The second set of adventures come out of a chart of tall tales likened to be told in the taverns of Ten-Towns. These locations are out in the snowy reaches of the region requiring players to set up excursions away from Ten-Towns. Each of these adventures is a little more deeply involved with a location or two that build the story toward the campaign climax. Each also gets a short summary early on in the chapter to better help the Dungeon Master choose which rumors to let slip early on in the campaign. In addition to providing several different adventures, both of these first two sections also offer adventures that encourage different outcomes beyond combat. One adventure required a magic time to be fixed. Another encourages one of the players to run for a government position within one of the towns.
The campaign sections are more traditional in they are big location dungeon crawls. There is a suggested level progression but a good DM could reshuffle their order with a careful eye if they wanted to offer a sandbox (snowbox?) ending. All of the chapters have a short reminder before the adventure of important sections of the book to refresh before diving headlong into the new adventure. The full campaign ends with a short page discussing what the characters can do afterwards when the summer sun shines on Icewind Dale once again.
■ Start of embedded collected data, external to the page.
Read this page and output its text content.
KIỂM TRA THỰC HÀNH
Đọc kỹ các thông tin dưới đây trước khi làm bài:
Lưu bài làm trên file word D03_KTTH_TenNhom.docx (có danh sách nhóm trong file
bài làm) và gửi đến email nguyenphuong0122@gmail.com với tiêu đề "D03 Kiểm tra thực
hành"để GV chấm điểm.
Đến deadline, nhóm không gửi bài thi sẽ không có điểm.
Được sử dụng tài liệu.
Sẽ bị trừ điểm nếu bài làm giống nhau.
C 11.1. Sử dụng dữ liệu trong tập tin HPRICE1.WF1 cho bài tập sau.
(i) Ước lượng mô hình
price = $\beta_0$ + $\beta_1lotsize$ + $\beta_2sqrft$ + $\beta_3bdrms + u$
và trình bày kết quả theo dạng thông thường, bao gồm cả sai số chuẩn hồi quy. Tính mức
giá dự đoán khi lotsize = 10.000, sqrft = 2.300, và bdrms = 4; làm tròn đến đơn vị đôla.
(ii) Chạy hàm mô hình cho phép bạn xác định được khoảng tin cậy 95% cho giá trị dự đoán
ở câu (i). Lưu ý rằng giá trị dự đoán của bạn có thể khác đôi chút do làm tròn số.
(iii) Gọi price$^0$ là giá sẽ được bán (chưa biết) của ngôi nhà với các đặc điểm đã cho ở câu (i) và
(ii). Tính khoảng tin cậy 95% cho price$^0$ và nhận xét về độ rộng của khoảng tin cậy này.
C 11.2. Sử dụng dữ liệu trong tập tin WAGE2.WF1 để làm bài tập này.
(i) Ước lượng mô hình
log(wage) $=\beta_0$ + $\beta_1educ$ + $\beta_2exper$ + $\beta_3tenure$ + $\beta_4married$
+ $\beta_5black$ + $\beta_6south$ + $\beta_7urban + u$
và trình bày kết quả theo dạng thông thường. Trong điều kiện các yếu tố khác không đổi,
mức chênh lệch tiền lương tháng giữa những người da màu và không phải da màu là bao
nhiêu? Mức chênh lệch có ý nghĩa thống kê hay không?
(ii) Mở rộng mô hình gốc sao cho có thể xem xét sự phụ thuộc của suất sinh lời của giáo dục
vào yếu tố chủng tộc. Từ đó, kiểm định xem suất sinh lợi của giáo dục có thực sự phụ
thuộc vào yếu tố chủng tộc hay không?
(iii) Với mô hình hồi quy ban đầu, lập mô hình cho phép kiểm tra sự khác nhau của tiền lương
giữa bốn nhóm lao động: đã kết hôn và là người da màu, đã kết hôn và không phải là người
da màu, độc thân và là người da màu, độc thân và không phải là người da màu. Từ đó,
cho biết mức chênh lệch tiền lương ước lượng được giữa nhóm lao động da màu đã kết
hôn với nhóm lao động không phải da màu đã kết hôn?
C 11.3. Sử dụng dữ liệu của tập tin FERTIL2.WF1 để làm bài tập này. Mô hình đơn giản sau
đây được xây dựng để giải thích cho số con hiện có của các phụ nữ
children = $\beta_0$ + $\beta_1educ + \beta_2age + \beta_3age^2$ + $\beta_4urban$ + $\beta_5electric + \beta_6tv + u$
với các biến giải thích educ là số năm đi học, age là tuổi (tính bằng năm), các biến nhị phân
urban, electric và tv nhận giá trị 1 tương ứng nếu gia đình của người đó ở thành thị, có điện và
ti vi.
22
There are several bits of interesting mechanics scattered throughout the book. Those looking for new monsters and spells will find several at the end of the book. A section on wilderness survival offers elements for Dungeon Masters who want to focus on hardscrabble living. There are also secrets that DMs can secret deal out at the beginning of the game that range from the mundane, like being a old flame of one of the NPCs, to being a slaad host who will pop, Alien-like, at an inopportune moment.
What impressed me most about Icewind Dale: Rime of the Frostmaiden is its modular nature. The story comes together well, but each section can be pulled apart and repurposed for use in a different story easily. Publishing adventures in the Forgotten Realms is a win-win for Wizards of the Coast; it is their most popular setting and its also a setting easily used by Dungeon Masters to pilfer ideas for their own setting. Dungeon Masters can let players explore Icewind Dale at their own pace. Or the DM can choose the adventures they prefer and present the campaign in a more linear fashion. With a little modification, Rime of the Frostmaiden could even serve as a sequel to one of the older storylines, such as Storm King’s Thunder, Essentials Kit, or even Curse of Strahd.
Icewind Dale: Rime of the Frostmaiden is available everywhere on September 15th. A collector’s cover is available through friendly local gaming stores.